The answers to all these questions start at the Olympic Mountains, which are responsible for the convergence zone, the rain shadow and even the size of our raindrops, said Logan Johnson, the meteorologist in charge at the National Weather Service in Seattle.

In places like Quileute or Forks, currents of weather sweep in from the Pacific Ocean unimpeded, battering the Western coast of Washington with wind and dumping an average of about 100 inches of rain each year.

But when those currents travel farther inland and hit the Olympics, the slope of the mountains forces the air to rise.

“That wrings out the moisture,” Johnson explained in a recent interview.

It’s why we have a rainforest on the southwest side of of the Olympics, he said, and a rain shadow to the north and east of the range in places like Sequim, where it can be sunny and dry while every other Puget Sound locale is wet.

Rain shadows are common where coastal areas and mountains coexist. We even have more than one here: The Cascade mountain range blocks the inland flow from the ocean, keeping areas west of the mountains wet and Eastern Washington dry.

More unique to this area is our convergence zone, which is created by the way wind travels around the two mountain ranges, Johnson said.

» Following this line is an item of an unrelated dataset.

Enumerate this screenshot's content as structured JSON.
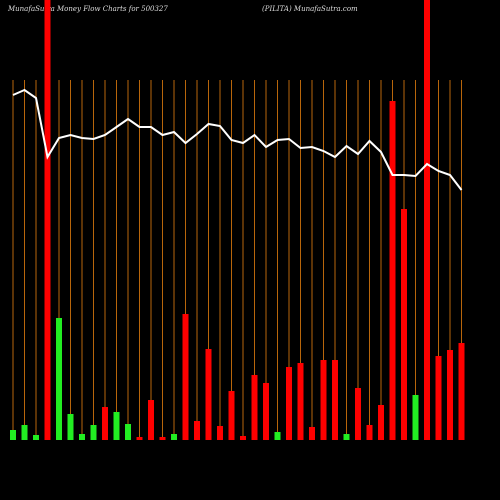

Again, think about the storms coming in from the ocean.

As the Olympic mountains guide currents of air upward, forcing moisture out, they also split streams of weather in two. One current heads north around the north end of the range and then whips east through the Strait of Juan de Fuca and curves back south toward Seattle. The other travels around the range’s south side, through the Chehalis Gap, and is then forced north by the topography of the Cascade Mountains.

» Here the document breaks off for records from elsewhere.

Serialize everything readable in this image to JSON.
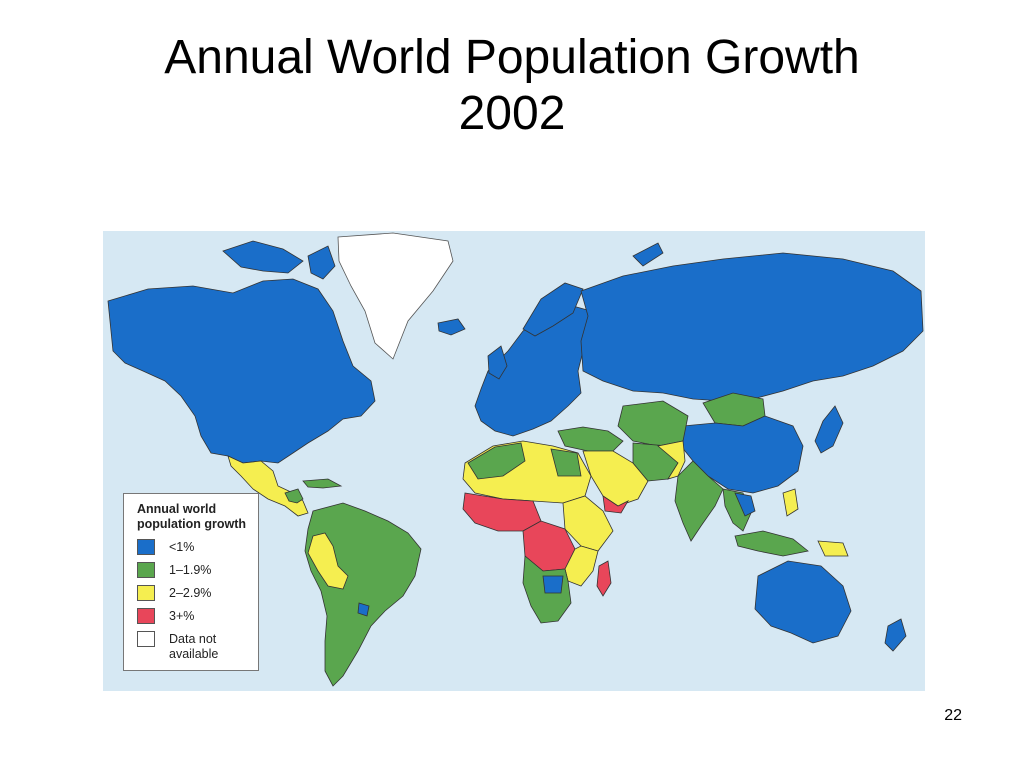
{
  "slide": {
    "title_line1": "Annual World Population Growth",
    "title_line2": "2002",
    "page_number": "22"
  },
  "legend": {
    "title_line1": "Annual world",
    "title_line2": "population growth",
    "items": [
      {
        "label": "<1%",
        "color": "#1a6ec9"
      },
      {
        "label": "1–1.9%",
        "color": "#5aa64e"
      },
      {
        "label": "2–2.9%",
        "color": "#f5ee50"
      },
      {
        "label": "3+%",
        "color": "#e8465a"
      },
      {
        "label": "Data not available",
        "color": "#ffffff"
      }
    ]
  },
  "colors": {
    "ocean": "#d6e8f3",
    "lt1": "#1a6ec9",
    "g1to2": "#5aa64e",
    "g2to3": "#f5ee50",
    "g3plus": "#e8465a",
    "na": "#ffffff"
  }
}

When those two currents collide, or converge, it forces air to rise again, Johnson said. That creates what’s known as the Puget Sound Convergence Zone, which can occur almost anywhere between Skagit and Pierce counties but usually happens near Everett or the King-Snohomish county line.

In the convergence zone, you’re more likely to experience bands of heavy rain, strong winds, thunder, hail and snow.

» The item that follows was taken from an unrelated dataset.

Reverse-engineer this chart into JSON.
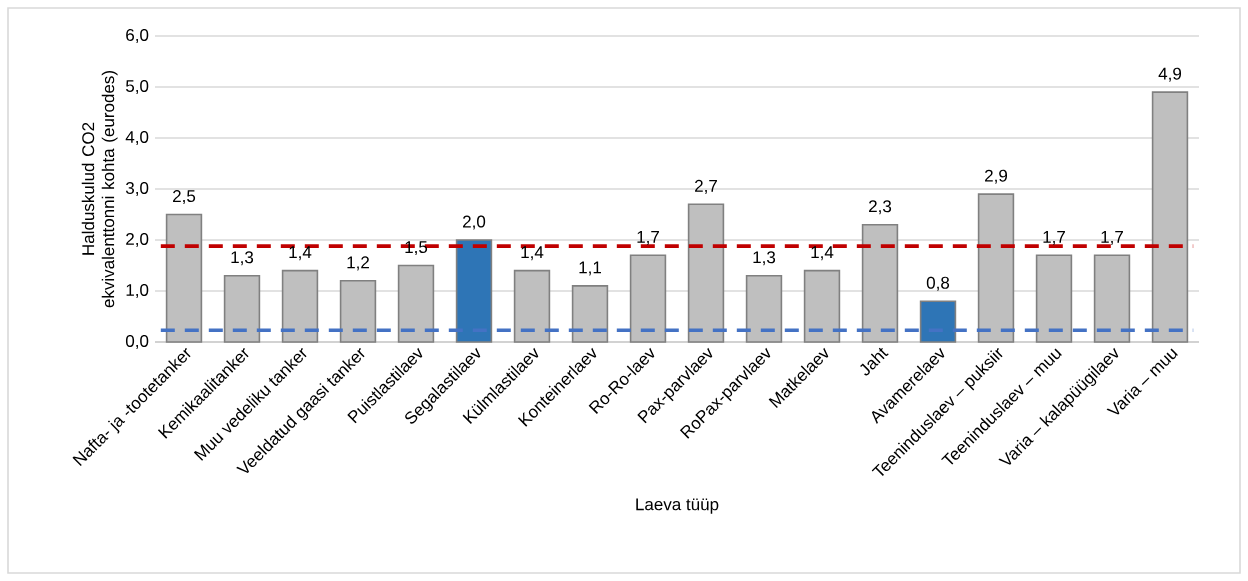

“A lot of our thunderstorms do occur in that region,” Johnson said.

As for the size of the raindrops? You can blame the Olympics for that, too.

The coast gets two kinds of rain: stratiform and convective.

Stratiform precipitation is so named because, from the air, it would look like a sheet or a layer of billions of tiny raindrops that “just fall out of the clouds,” Johnson said.

Convection precipitation is the intense kind formed in more billowy and puffy-looking clouds, Johnson said. It occurs when air from the warmer surface of the Earth rises, sometimes to great heights. Because the force of the wind is pushing upward, tiny raindrops are not heavy enough to break through on their own, but they eventually clump together, getting “bigger and bigger and heavier and heavier” until finally they do fall, he explained.

Stratiform rain tends to fall evenly across a region, while convection rain can fall heavily on one block but be barely felt just blocks away, said Dustin Guy, another weather service meteorologist.

The two types can sometimes be mixed together, Johnson said, but convection rain usually doesn’t make its way inland across the mountains. That leaves Seattle with mostly stratiform precipitation — the drizzle or mist that sprinkles gently across your hair but leaves your scalp unscathed.